Italian players will have a day or two to celebrate winning the World Cup in Berlin before the verdicts tomorrow.
The teams represented by 13 of Italy's squad, congratulated as national heroes after their tense 5-3 victory over France in a penalty shootout in Berlin, are facing demotion.
Prosecutors in the sports trial are seeking demotion for domestic champions Juventus to Serie C - the third division - or lower; and for Milan, Fiorentina and Lazio to be relegated to Serie B. It is also seeking to strip Juventus, the club at the centre of the scandal, of the league titles it won in the past two seasons.
"It is not going to go away," said Alfonso Franco, a 20-year-old fan. "We have to deal with this scandal, whether or not we won the World Cup."
But some believe the probe that is ripping apart the national sport back home helped inspire the players in Germany and propelled the team to victory.
"Beautiful and imperfect. Heroic and fearful: we are soccer," read a commentary in Milan daily Corriere della Sera.

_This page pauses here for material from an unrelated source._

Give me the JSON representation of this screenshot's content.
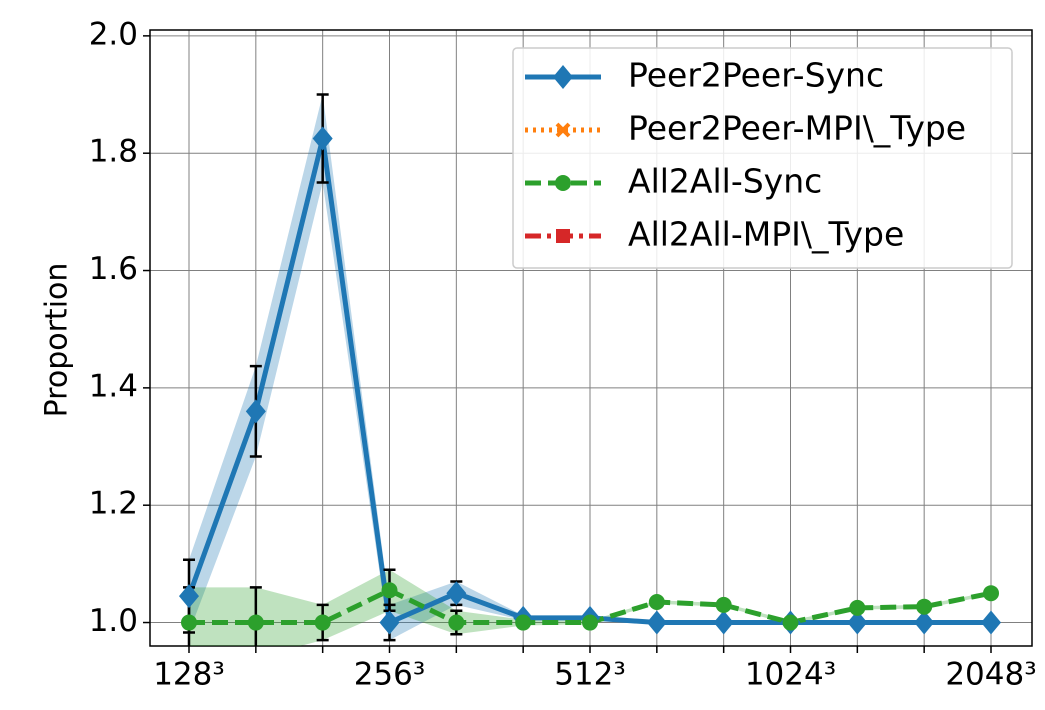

Nicola Porro, a sports sociologist who teaches at the University of Cassino said: "There is no doubt that this was a team that found strength in a tactic of resistance."
"If the scandal hadn't happened I don't think we would have won the World Cup," Italy's midfielder Gennaro Gattuso said. "It has given us more strength."

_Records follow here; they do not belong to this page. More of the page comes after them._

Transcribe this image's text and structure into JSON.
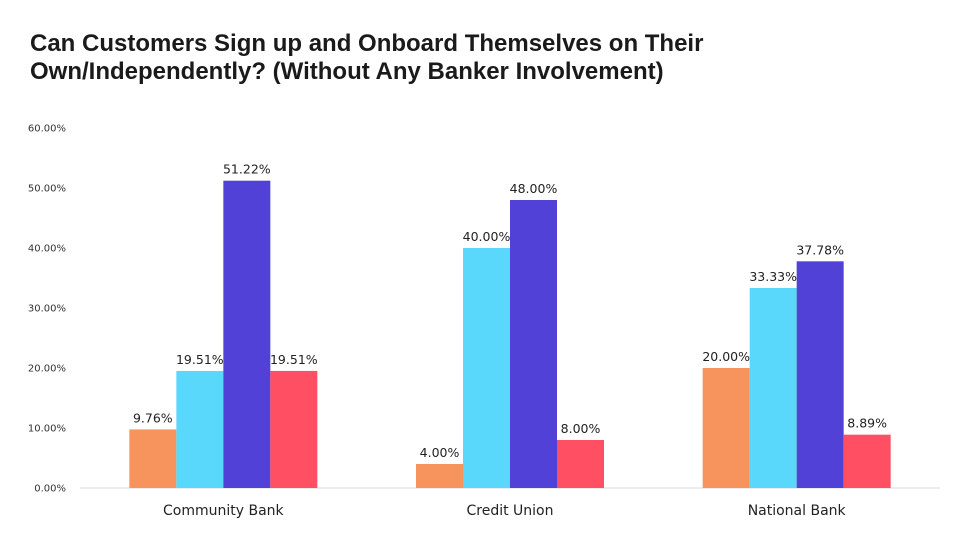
{
  "title_lines": [
    "Can Customers Sign up and Onboard Themselves on Their",
    "Own/Independently? (Without Any Banker Involvement)"
  ],
  "chart_data": {
    "type": "bar",
    "title": "Can Customers Sign up and Onboard Themselves on Their Own/Independently? (Without Any Banker Involvement)",
    "categories": [
      "Community Bank",
      "Credit Union",
      "National Bank"
    ],
    "series": [
      {
        "color": "#F7935C",
        "values": [
          9.76,
          4.0,
          20.0
        ],
        "labels": [
          "9.76%",
          "4.00%",
          "20.00%"
        ]
      },
      {
        "color": "#5AD8FB",
        "values": [
          19.51,
          40.0,
          33.33
        ],
        "labels": [
          "19.51%",
          "40.00%",
          "33.33%"
        ]
      },
      {
        "color": "#5141D6",
        "values": [
          51.22,
          48.0,
          37.78
        ],
        "labels": [
          "51.22%",
          "48.00%",
          "37.78%"
        ]
      },
      {
        "color": "#FF4F63",
        "values": [
          19.51,
          8.0,
          8.89
        ],
        "labels": [
          "19.51%",
          "8.00%",
          "8.89%"
        ]
      }
    ],
    "ylim": [
      0,
      60
    ],
    "yticks": [
      0,
      10,
      20,
      30,
      40,
      50,
      60
    ],
    "ytick_labels": [
      "0.00%",
      "10.00%",
      "20.00%",
      "30.00%",
      "40.00%",
      "50.00%",
      "60.00%"
    ],
    "grid": false,
    "legend": "none"
  }
}
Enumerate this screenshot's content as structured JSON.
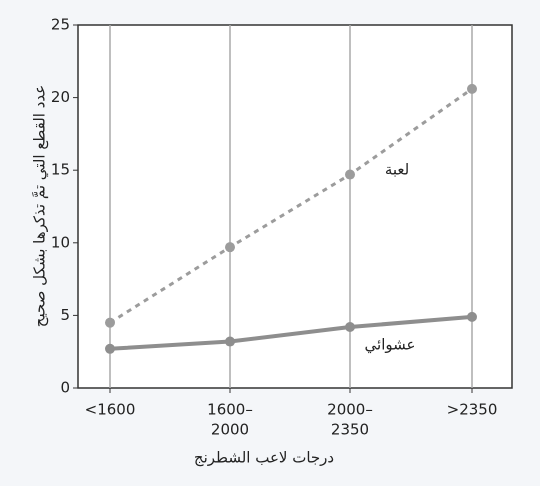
{
  "chart_data": {
    "type": "line",
    "x_label": "درجات لاعب الشطرنج",
    "y_label": "عدد القطع التي تمَّ تذكرها بشكل صحيح",
    "categories": [
      [
        "<1600"
      ],
      [
        "1600–",
        "2000"
      ],
      [
        "2000–",
        "2350"
      ],
      [
        ">2350"
      ]
    ],
    "series": [
      {
        "name": "لعبة",
        "color": "#9c9c9c",
        "style": "dashed",
        "values": [
          4.5,
          9.7,
          14.7,
          20.6
        ]
      },
      {
        "name": "عشوائي",
        "color": "#8e8e8e",
        "style": "solid",
        "values": [
          2.7,
          3.2,
          4.2,
          4.9
        ]
      }
    ],
    "ylim": [
      0,
      25
    ],
    "yticks": [
      0,
      5,
      10,
      15,
      20,
      25
    ],
    "grid": true
  }
}
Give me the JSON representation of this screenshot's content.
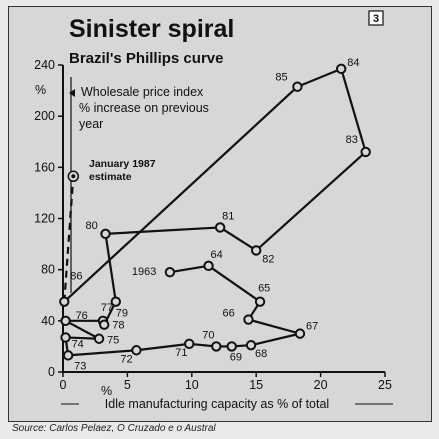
{
  "badge": "3",
  "source": "Source: Carlos Pelaez, O Cruzado e o Austral",
  "chart_data": {
    "type": "scatter",
    "title": "Sinister spiral",
    "subtitle": "Brazil's Phillips curve",
    "ylabel_unit": "%",
    "legend_line1": "Wholesale price index",
    "legend_line2": "% increase on previous",
    "legend_line3": "year",
    "xlabel": "Idle manufacturing capacity as % of total",
    "x_unit": "%",
    "xlim": [
      0,
      25
    ],
    "ylim": [
      0,
      240
    ],
    "xticks": [
      0,
      5,
      10,
      15,
      20,
      25
    ],
    "yticks": [
      0,
      40,
      80,
      120,
      160,
      200,
      240
    ],
    "grid": false,
    "estimate_point": {
      "x": 0.8,
      "y": 153,
      "label_line1": "January 1987",
      "label_line2": "estimate",
      "connects_to": "86"
    },
    "points": [
      {
        "label": "1963",
        "x": 8.3,
        "y": 78
      },
      {
        "label": "64",
        "x": 11.3,
        "y": 83
      },
      {
        "label": "65",
        "x": 15.3,
        "y": 55
      },
      {
        "label": "66",
        "x": 14.4,
        "y": 41
      },
      {
        "label": "67",
        "x": 18.4,
        "y": 30
      },
      {
        "label": "68",
        "x": 14.6,
        "y": 21
      },
      {
        "label": "69",
        "x": 13.1,
        "y": 20
      },
      {
        "label": "70",
        "x": 11.9,
        "y": 20
      },
      {
        "label": "71",
        "x": 9.8,
        "y": 22
      },
      {
        "label": "72",
        "x": 5.7,
        "y": 17
      },
      {
        "label": "73",
        "x": 0.4,
        "y": 13
      },
      {
        "label": "74",
        "x": 0.2,
        "y": 27
      },
      {
        "label": "75",
        "x": 2.8,
        "y": 26
      },
      {
        "label": "76",
        "x": 0.2,
        "y": 40
      },
      {
        "label": "77",
        "x": 3.1,
        "y": 40
      },
      {
        "label": "78",
        "x": 3.2,
        "y": 37
      },
      {
        "label": "79",
        "x": 4.1,
        "y": 55
      },
      {
        "label": "80",
        "x": 3.3,
        "y": 108
      },
      {
        "label": "81",
        "x": 12.2,
        "y": 113
      },
      {
        "label": "82",
        "x": 15.0,
        "y": 95
      },
      {
        "label": "83",
        "x": 23.5,
        "y": 172
      },
      {
        "label": "84",
        "x": 21.6,
        "y": 237
      },
      {
        "label": "85",
        "x": 18.2,
        "y": 223
      },
      {
        "label": "86",
        "x": 0.1,
        "y": 55
      }
    ]
  }
}
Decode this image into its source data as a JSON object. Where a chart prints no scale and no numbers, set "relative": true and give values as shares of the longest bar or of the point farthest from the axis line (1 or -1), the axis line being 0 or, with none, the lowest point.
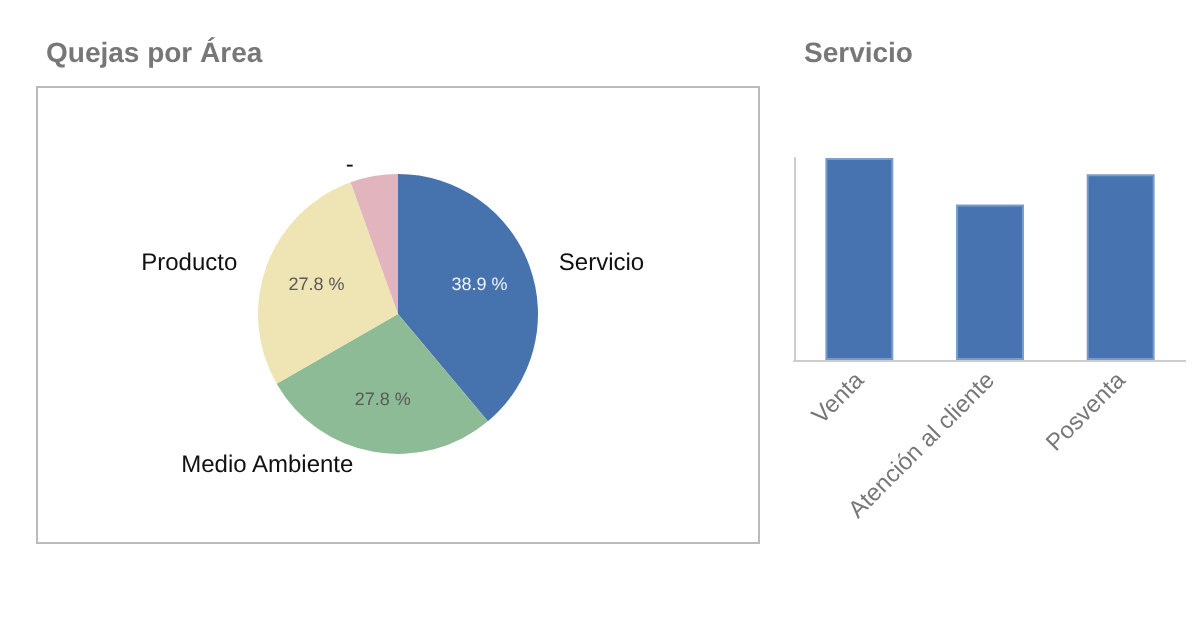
{
  "chart_data": [
    {
      "type": "pie",
      "title": "Quejas por Área",
      "categories": [
        "Servicio",
        "Medio Ambiente",
        "Producto",
        "-"
      ],
      "values": [
        38.9,
        27.8,
        27.8,
        5.5
      ],
      "colors": [
        "#4673ad",
        "#8cbb96",
        "#efe4b4",
        "#e2b4bd"
      ],
      "value_labels": [
        "38.9 %",
        "27.8 %",
        "27.8 %",
        null
      ],
      "legend": false
    },
    {
      "type": "bar",
      "title": "Servicio",
      "categories": [
        "Venta",
        "Atención al cliente",
        "Posventa"
      ],
      "values": [
        1,
        0.77,
        0.92
      ],
      "color": "#4774b0",
      "relative": true,
      "legend": false
    }
  ]
}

But for at least one day, Italians everywhere decided to ignore the ugliness. The Azzurri were scheduled to fly back home to a heroes' welcome, including meeting with Premier Romano Prodi at his office and parading through Rome's historic centre on open buses.

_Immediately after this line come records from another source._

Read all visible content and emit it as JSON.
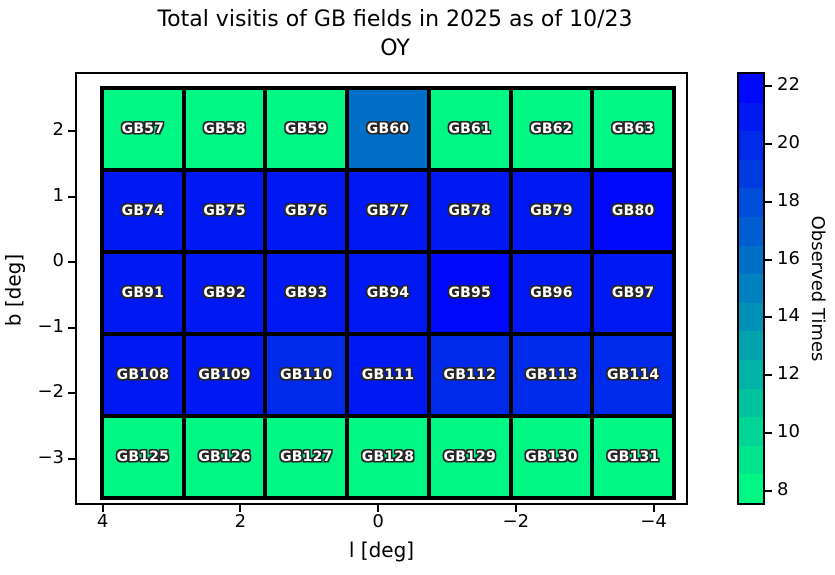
{
  "title": {
    "line1": "Total visitis of GB fields in 2025 as of 10/23",
    "line2": "OY"
  },
  "chart_data": {
    "type": "heatmap",
    "title": "Total visitis of GB fields in 2025 as of 10/23 OY",
    "xlabel": "l [deg]",
    "ylabel": "b [deg]",
    "colorbar_label": "Observed Times",
    "colormap": "winter_r",
    "vmin": 7.5,
    "vmax": 22.5,
    "xlim": [
      4.4,
      -4.5
    ],
    "ylim": [
      -3.7,
      2.9
    ],
    "x_tick_labels": [
      "4",
      "2",
      "0",
      "−2",
      "−4"
    ],
    "y_tick_labels": [
      "2",
      "1",
      "0",
      "−1",
      "−2",
      "−3"
    ],
    "colorbar_tick_labels": [
      "8",
      "10",
      "12",
      "14",
      "16",
      "18",
      "20",
      "22"
    ],
    "l_centers": [
      3.6,
      2.4,
      1.2,
      0.0,
      -1.2,
      -2.4,
      -3.6
    ],
    "b_centers": [
      2.0,
      0.8,
      -0.4,
      -1.7,
      -2.9
    ],
    "rows": [
      {
        "fields": [
          "GB57",
          "GB58",
          "GB59",
          "GB60",
          "GB61",
          "GB62",
          "GB63"
        ],
        "values": [
          8,
          8,
          8,
          16,
          8,
          8,
          8
        ]
      },
      {
        "fields": [
          "GB74",
          "GB75",
          "GB76",
          "GB77",
          "GB78",
          "GB79",
          "GB80"
        ],
        "values": [
          21,
          21,
          21,
          21,
          21,
          21,
          22
        ]
      },
      {
        "fields": [
          "GB91",
          "GB92",
          "GB93",
          "GB94",
          "GB95",
          "GB96",
          "GB97"
        ],
        "values": [
          21,
          21,
          21,
          21,
          22,
          21,
          21
        ]
      },
      {
        "fields": [
          "GB108",
          "GB109",
          "GB110",
          "GB111",
          "GB112",
          "GB113",
          "GB114"
        ],
        "values": [
          21,
          21,
          20,
          21,
          20,
          20,
          20
        ]
      },
      {
        "fields": [
          "GB125",
          "GB126",
          "GB127",
          "GB128",
          "GB129",
          "GB130",
          "GB131"
        ],
        "values": [
          8,
          8,
          8,
          8,
          8,
          8,
          8
        ]
      }
    ]
  }
}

"Italy of champions," was the banner headline across Corriere della Sera.
"It's all true! World champions" headlined the front page of La Gazzetta dello Sport.
Joyous fans celebrated throughout the country well into the morning, hitting the streets in droves, waving flags, setting off fireworks and stripping down to their underwear and jumping into fountains.
In Rome, people climbed into and up the historic Trevi fountain,screaming, waving flags and mocking the French. Some clashed with police at a central square near the French embassy.
"It doesn't matter, we won, that's it," said Federica D'Acuti, aged 26, who was celebrating Italy's victory near Rome's Colosseum. "We showed that we're not just all about scandal in Italy. We showed that we're strong."